The scope baseline is the whole game. When I started building it before bids came in, my leveling process got faster and my award decisions got cleaner. I stopped being surprised by what bidders excluded because I already knew what the job required. The matrix just confirmed who covered it and who did not.
The non-price scoring is where most estimators leave money on the table. A masonry contractor with a 1.2 EMR and a full crew available on your start date is worth paying a premium for. A contractor with a 0.8 EMR who cannot mobilize for six weeks is not the right choice at any price. Score those factors before you look at the normalized totals. The discipline forces honest evaluation.
One thing most articles skip: share your scoring criteria with bidders before the bid due date. Bidders who know you weight safety at 10% will include their EMR in the proposal without being asked. That saves you a round of clarification requests and gets you better proposals from the start.
— Dave
How Subascent supports your masonry bid leveling process
Masonry estimators who want to level bids faster without sacrificing accuracy need tools built for the way specialty trades actually work.

Subascent is built for masonry subcontractors and estimators, not general contractors. The platform supports scope baseline tracking, gap documentation, and bid comparison workflows that fit a 1–50 person trade business. You get the structure of a formal leveling process without rebuilding a spreadsheet from scratch on every project. Visit Subascent to see how it fits your estimating workflow and start leveling bids with more confidence and less rework.
FAQ
What is bid leveling in masonry construction?

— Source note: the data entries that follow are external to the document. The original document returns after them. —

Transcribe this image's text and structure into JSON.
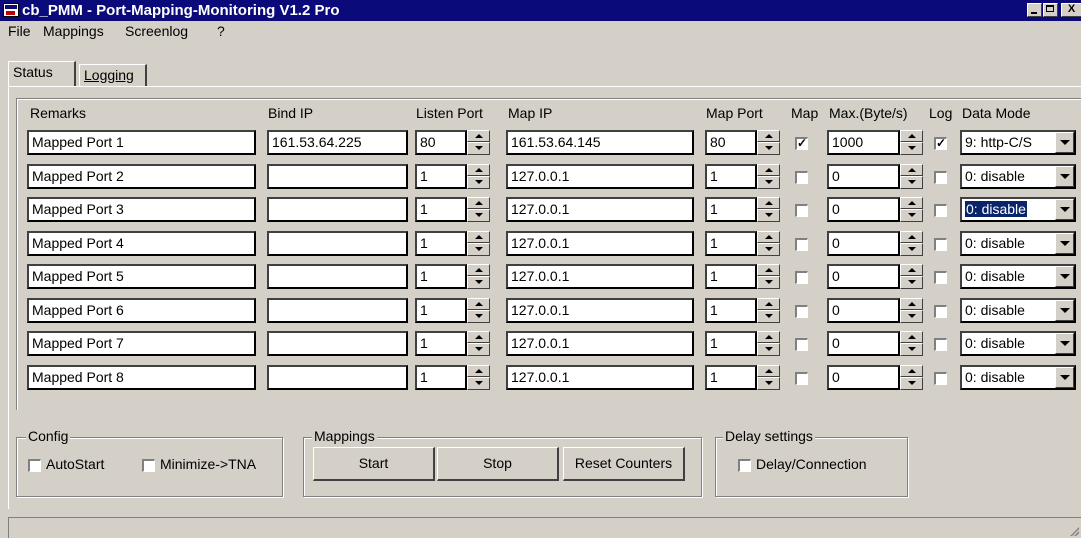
{
  "window": {
    "title": "cb_PMM - Port-Mapping-Monitoring V1.2 Pro",
    "controls": {
      "minimize": "_",
      "maximize": "□",
      "close": "X"
    }
  },
  "menu": [
    "File",
    "Mappings",
    "Screenlog",
    "?"
  ],
  "tabs": [
    "Status",
    "Logging"
  ],
  "headers": {
    "remarks": "Remarks",
    "bind_ip": "Bind IP",
    "listen_port": "Listen Port",
    "map_ip": "Map IP",
    "map_port": "Map Port",
    "map": "Map",
    "max": "Max.(Byte/s)",
    "log": "Log",
    "data_mode": "Data Mode"
  },
  "rows": [
    {
      "remarks": "Mapped Port 1",
      "bind_ip": "161.53.64.225",
      "listen_port": "80",
      "map_ip": "161.53.64.145",
      "map_port": "80",
      "map": true,
      "max": "1000",
      "log": true,
      "data_mode": "9: http-C/S",
      "data_mode_selected": false
    },
    {
      "remarks": "Mapped Port 2",
      "bind_ip": "",
      "listen_port": "1",
      "map_ip": "127.0.0.1",
      "map_port": "1",
      "map": false,
      "max": "0",
      "log": false,
      "data_mode": "0: disable",
      "data_mode_selected": false
    },
    {
      "remarks": "Mapped Port 3",
      "bind_ip": "",
      "listen_port": "1",
      "map_ip": "127.0.0.1",
      "map_port": "1",
      "map": false,
      "max": "0",
      "log": false,
      "data_mode": "0: disable",
      "data_mode_selected": true
    },
    {
      "remarks": "Mapped Port 4",
      "bind_ip": "",
      "listen_port": "1",
      "map_ip": "127.0.0.1",
      "map_port": "1",
      "map": false,
      "max": "0",
      "log": false,
      "data_mode": "0: disable",
      "data_mode_selected": false
    },
    {
      "remarks": "Mapped Port 5",
      "bind_ip": "",
      "listen_port": "1",
      "map_ip": "127.0.0.1",
      "map_port": "1",
      "map": false,
      "max": "0",
      "log": false,
      "data_mode": "0: disable",
      "data_mode_selected": false
    },
    {
      "remarks": "Mapped Port 6",
      "bind_ip": "",
      "listen_port": "1",
      "map_ip": "127.0.0.1",
      "map_port": "1",
      "map": false,
      "max": "0",
      "log": false,
      "data_mode": "0: disable",
      "data_mode_selected": false
    },
    {
      "remarks": "Mapped Port 7",
      "bind_ip": "",
      "listen_port": "1",
      "map_ip": "127.0.0.1",
      "map_port": "1",
      "map": false,
      "max": "0",
      "log": false,
      "data_mode": "0: disable",
      "data_mode_selected": false
    },
    {
      "remarks": "Mapped Port 8",
      "bind_ip": "",
      "listen_port": "1",
      "map_ip": "127.0.0.1",
      "map_port": "1",
      "map": false,
      "max": "0",
      "log": false,
      "data_mode": "0: disable",
      "data_mode_selected": false
    }
  ],
  "config": {
    "label": "Config",
    "autostart_label": "AutoStart",
    "autostart": false,
    "minimize_label": "Minimize->TNA",
    "minimize": false
  },
  "mappings_group": {
    "label": "Mappings",
    "start": "Start",
    "stop": "Stop",
    "reset": "Reset Counters"
  },
  "delay": {
    "label": "Delay settings",
    "delay_label": "Delay/Connection",
    "delay": false
  }
}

Bid leveling is the process of normalizing subcontractor proposals against a common scope baseline so that all bids reflect identical work. It reveals the true cost of each proposal by adding plug numbers for excluded scope items.
How long does masonry bid leveling take?
Manual bid leveling for a masonry trade package typically takes 2–4 hours per package. Digital tools and pre-built scope baselines reduce that time significantly.
What are plug numbers in bid leveling?
Plug numbers are dollar amounts added to a bid to account for scope the bidder excluded. Each plug number must be documented with its source, such as historical data, market benchmarks, or other bids received on the same project.
Why do masonry bids vary so much in price?
Masonry bids can differ by 50–100% on the same project because bidders make different assumptions about foundation depth, reinforcement, drainage, and mortar specifications. Lower bids often omit structural details that become expensive change orders after award.
What non-price factors should I score in masonry bid evaluation?
Score schedule and crew availability, safety record (EMR), bonding capacity, and references from past masonry projects. Best practice assigns 20–40% of the total evaluation score to these non-price criteria.